Mist of change





It's a decision we make within our selves,not to be beaten, to permit access for grand opportunities. When I started my journey as a writer dealing with the disability I had and some of my emotional trials, it always frustrated me not arriving at my destination with the ease others seemed to. Always hungry, weeping inside my head, what am I doing wrong. It had been a perpetual habit of mine to mourn the loss of time, and things that had crept away like shadows. Thoughts that buzzed with so much saturation reporting me back to the chaos of myself. I wanted to be a millionairess, nope I wanted to write, i have a business mind. Nope I wanted to write. Writing is a dream, writing is as far fetched an illusion as me walking out of a mirage and giving you ten million pounds. Then it happened to me, and I couldn't believe it. I signed a contract with my agent and my book Lunchbox Millionaire was being looked at by Penguin? This all began with the redebony blog, I had just lost my job to a case of office politics. In retaliation I chose to start up a blog ranting about this jerk off, who had made the last days of my working life absolutely hell. I was ridiculed, laughed at, patronised the works, but of course my ideas were used because they were great ideas. What would I call this new platform of mine? Red was my favourite colour, I had been criticised a lot for my ebony skin growing up.Yet I took pride in it. Therefore this new chapter of my life I would call redebony, then at some points as you do I got even more jazzed up, and called my blog redebonyhotspot.

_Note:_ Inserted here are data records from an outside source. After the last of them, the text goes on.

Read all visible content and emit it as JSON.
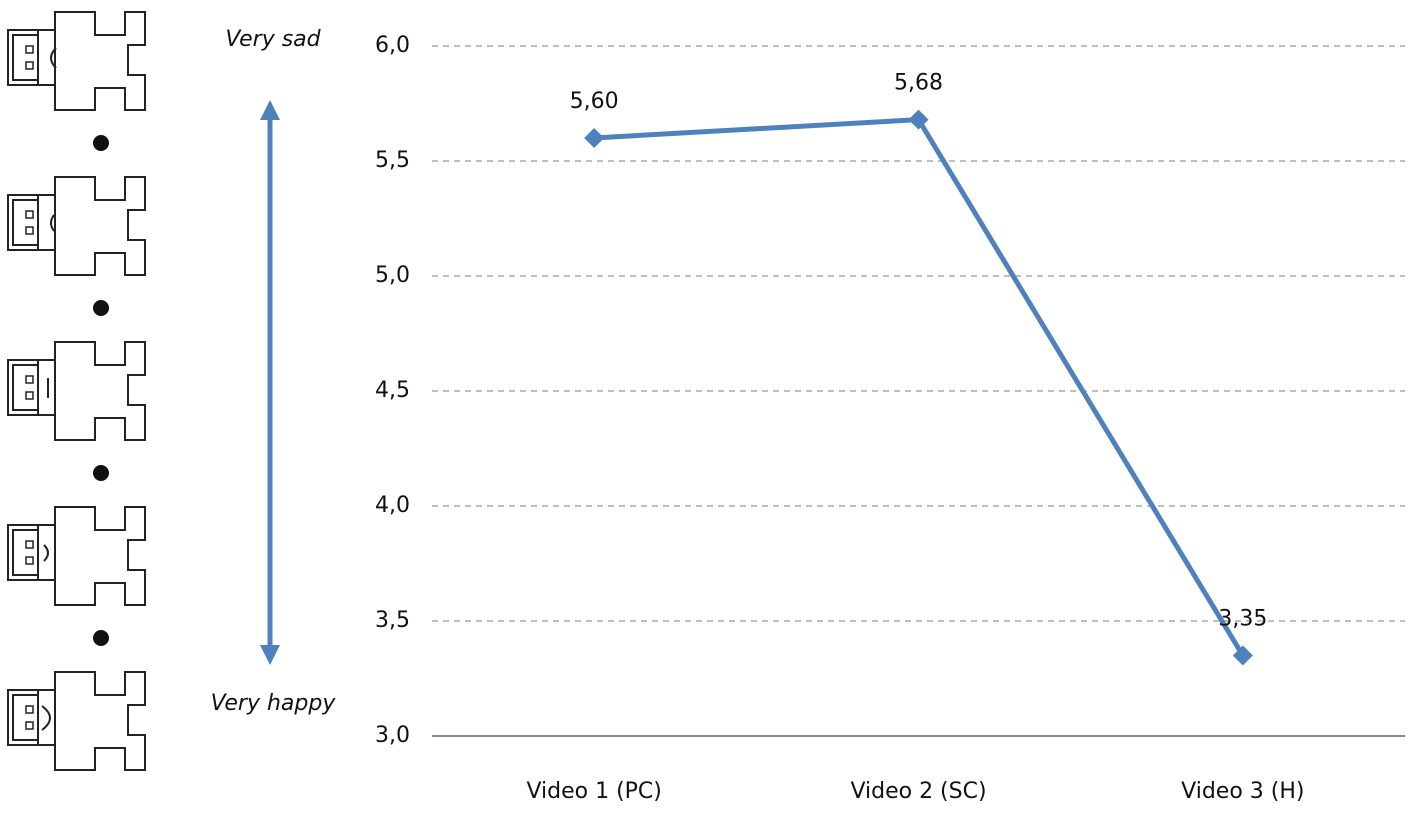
{
  "chart_data": {
    "type": "line",
    "annotations": [
      "Very sad",
      "Very happy"
    ],
    "categories": [
      "Video 1 (PC)",
      "Video 2 (SC)",
      "Video 3 (H)"
    ],
    "series": [
      {
        "values": [
          5.6,
          5.68,
          3.35
        ],
        "value_labels": [
          "5,60",
          "5,68",
          "3,35"
        ],
        "color": "#4f81bd"
      }
    ],
    "ylim": [
      3,
      6
    ],
    "yticks": [
      {
        "value": 3,
        "label": "3,0"
      },
      {
        "value": 3.5,
        "label": "3,5"
      },
      {
        "value": 4,
        "label": "4,0"
      },
      {
        "value": 4.5,
        "label": "4,5"
      },
      {
        "value": 5,
        "label": "5,0"
      },
      {
        "value": 5.5,
        "label": "5,5"
      },
      {
        "value": 6,
        "label": "6,0"
      }
    ],
    "grid": true
  }
}
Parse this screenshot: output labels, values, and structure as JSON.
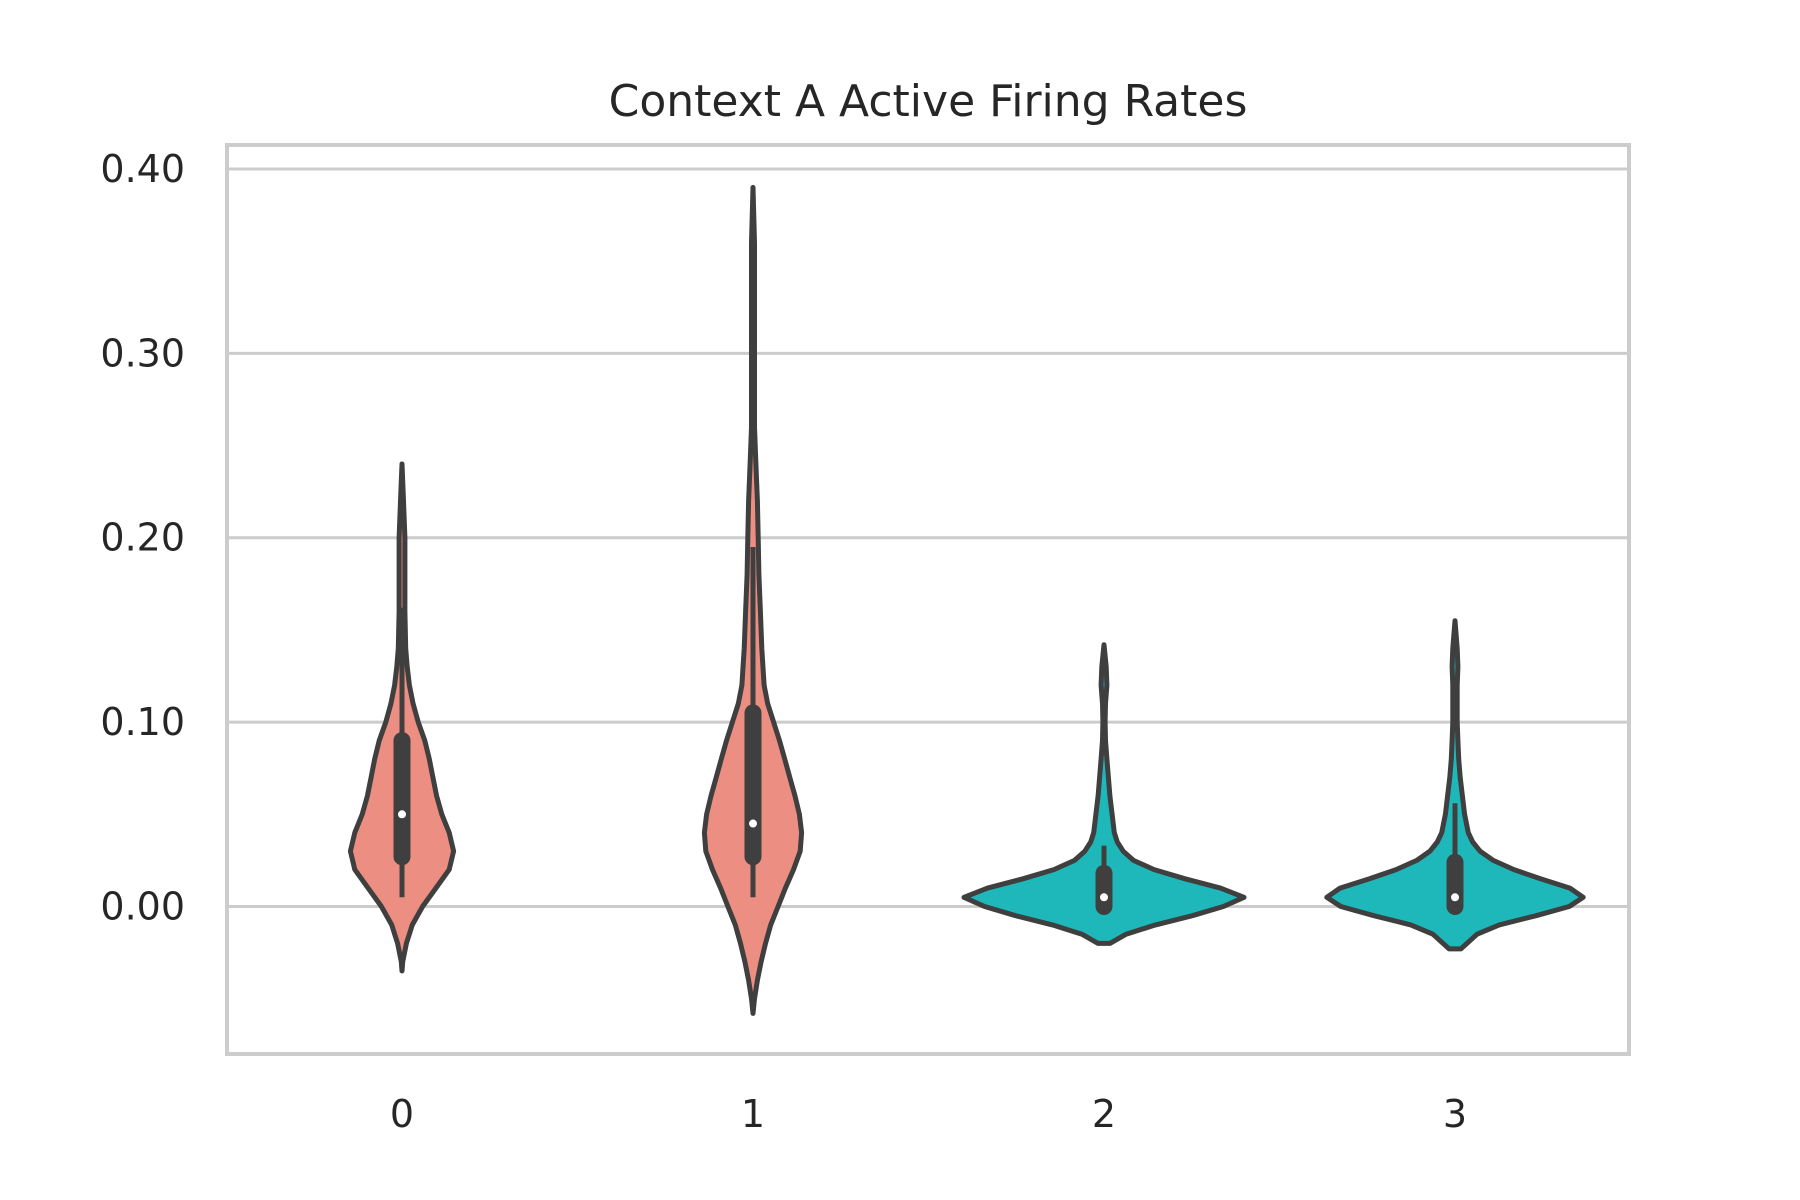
{
  "chart_data": {
    "type": "violin",
    "title": "Context A Active Firing Rates",
    "xlabel": "",
    "ylabel": "",
    "categories": [
      "0",
      "1",
      "2",
      "3"
    ],
    "ylim": [
      -0.08,
      0.413
    ],
    "yticks": [
      0.0,
      0.1,
      0.2,
      0.3,
      0.4
    ],
    "ytick_labels": [
      "0.00",
      "0.10",
      "0.20",
      "0.30",
      "0.40"
    ],
    "grid": true,
    "colors": [
      "#ec8f82",
      "#ec8f82",
      "#1eb8ba",
      "#1eb8ba"
    ],
    "outline_color": "#3f3f3f",
    "violins": [
      {
        "category": "0",
        "kde_min": -0.035,
        "kde_max": 0.24,
        "min": 0.005,
        "q1": 0.027,
        "median": 0.05,
        "q3": 0.09,
        "max": 0.162,
        "profile": [
          [
            -0.035,
            0.0
          ],
          [
            -0.03,
            0.01
          ],
          [
            -0.02,
            0.06
          ],
          [
            -0.01,
            0.14
          ],
          [
            0.0,
            0.28
          ],
          [
            0.01,
            0.46
          ],
          [
            0.02,
            0.64
          ],
          [
            0.03,
            0.7
          ],
          [
            0.04,
            0.64
          ],
          [
            0.05,
            0.54
          ],
          [
            0.06,
            0.47
          ],
          [
            0.07,
            0.42
          ],
          [
            0.08,
            0.37
          ],
          [
            0.09,
            0.31
          ],
          [
            0.1,
            0.22
          ],
          [
            0.11,
            0.15
          ],
          [
            0.12,
            0.1
          ],
          [
            0.13,
            0.07
          ],
          [
            0.14,
            0.05
          ],
          [
            0.16,
            0.04
          ],
          [
            0.18,
            0.04
          ],
          [
            0.2,
            0.04
          ],
          [
            0.22,
            0.02
          ],
          [
            0.24,
            0.0
          ]
        ]
      },
      {
        "category": "1",
        "kde_min": -0.058,
        "kde_max": 0.39,
        "min": 0.005,
        "q1": 0.027,
        "median": 0.045,
        "q3": 0.105,
        "max": 0.195,
        "profile": [
          [
            -0.058,
            0.0
          ],
          [
            -0.05,
            0.02
          ],
          [
            -0.04,
            0.06
          ],
          [
            -0.03,
            0.11
          ],
          [
            -0.02,
            0.17
          ],
          [
            -0.01,
            0.24
          ],
          [
            0.0,
            0.34
          ],
          [
            0.01,
            0.44
          ],
          [
            0.02,
            0.55
          ],
          [
            0.03,
            0.64
          ],
          [
            0.04,
            0.66
          ],
          [
            0.05,
            0.63
          ],
          [
            0.06,
            0.57
          ],
          [
            0.07,
            0.5
          ],
          [
            0.08,
            0.43
          ],
          [
            0.09,
            0.36
          ],
          [
            0.1,
            0.28
          ],
          [
            0.11,
            0.2
          ],
          [
            0.12,
            0.15
          ],
          [
            0.14,
            0.12
          ],
          [
            0.16,
            0.1
          ],
          [
            0.18,
            0.08
          ],
          [
            0.2,
            0.07
          ],
          [
            0.22,
            0.06
          ],
          [
            0.24,
            0.04
          ],
          [
            0.26,
            0.02
          ],
          [
            0.28,
            0.02
          ],
          [
            0.3,
            0.02
          ],
          [
            0.33,
            0.02
          ],
          [
            0.36,
            0.02
          ],
          [
            0.39,
            0.0
          ]
        ]
      },
      {
        "category": "2",
        "kde_min": -0.02,
        "kde_max": 0.142,
        "min": 0.0,
        "q1": 0.0,
        "median": 0.005,
        "q3": 0.018,
        "max": 0.033,
        "profile": [
          [
            -0.02,
            0.08
          ],
          [
            -0.015,
            0.3
          ],
          [
            -0.01,
            0.7
          ],
          [
            -0.005,
            1.2
          ],
          [
            0.0,
            1.62
          ],
          [
            0.005,
            1.9
          ],
          [
            0.01,
            1.58
          ],
          [
            0.015,
            1.1
          ],
          [
            0.02,
            0.68
          ],
          [
            0.025,
            0.4
          ],
          [
            0.03,
            0.26
          ],
          [
            0.035,
            0.18
          ],
          [
            0.04,
            0.14
          ],
          [
            0.05,
            0.11
          ],
          [
            0.06,
            0.08
          ],
          [
            0.07,
            0.06
          ],
          [
            0.08,
            0.04
          ],
          [
            0.09,
            0.02
          ],
          [
            0.1,
            0.015
          ],
          [
            0.11,
            0.02
          ],
          [
            0.12,
            0.04
          ],
          [
            0.13,
            0.03
          ],
          [
            0.142,
            0.0
          ]
        ]
      },
      {
        "category": "3",
        "kde_min": -0.023,
        "kde_max": 0.155,
        "min": 0.0,
        "q1": 0.0,
        "median": 0.005,
        "q3": 0.024,
        "max": 0.056,
        "profile": [
          [
            -0.023,
            0.08
          ],
          [
            -0.015,
            0.3
          ],
          [
            -0.01,
            0.6
          ],
          [
            -0.005,
            1.1
          ],
          [
            0.0,
            1.55
          ],
          [
            0.005,
            1.74
          ],
          [
            0.01,
            1.56
          ],
          [
            0.015,
            1.16
          ],
          [
            0.02,
            0.8
          ],
          [
            0.025,
            0.52
          ],
          [
            0.03,
            0.34
          ],
          [
            0.035,
            0.24
          ],
          [
            0.04,
            0.18
          ],
          [
            0.05,
            0.13
          ],
          [
            0.06,
            0.1
          ],
          [
            0.07,
            0.07
          ],
          [
            0.08,
            0.05
          ],
          [
            0.09,
            0.04
          ],
          [
            0.1,
            0.03
          ],
          [
            0.11,
            0.03
          ],
          [
            0.12,
            0.03
          ],
          [
            0.13,
            0.04
          ],
          [
            0.14,
            0.03
          ],
          [
            0.155,
            0.0
          ]
        ]
      }
    ]
  }
}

Last year I wiped a tear off my mother's face as the doctors told her there was nothing they could do about my epileptic seizures, the fear of status epilepticus the last year hung over our heads like a dark cloud, this year I watched my mum's eyes light up as I told her I'd turned my book Lunchbox Millionaire into a company. An enterprise for education. From taking the risk on my work I now have an agent, a new company, and have advised the Financial times, I'm working with the Princes trust,and the Oxford academy. Take that epilepsy! When you have doubt counter it with productivity. You are the change you seek.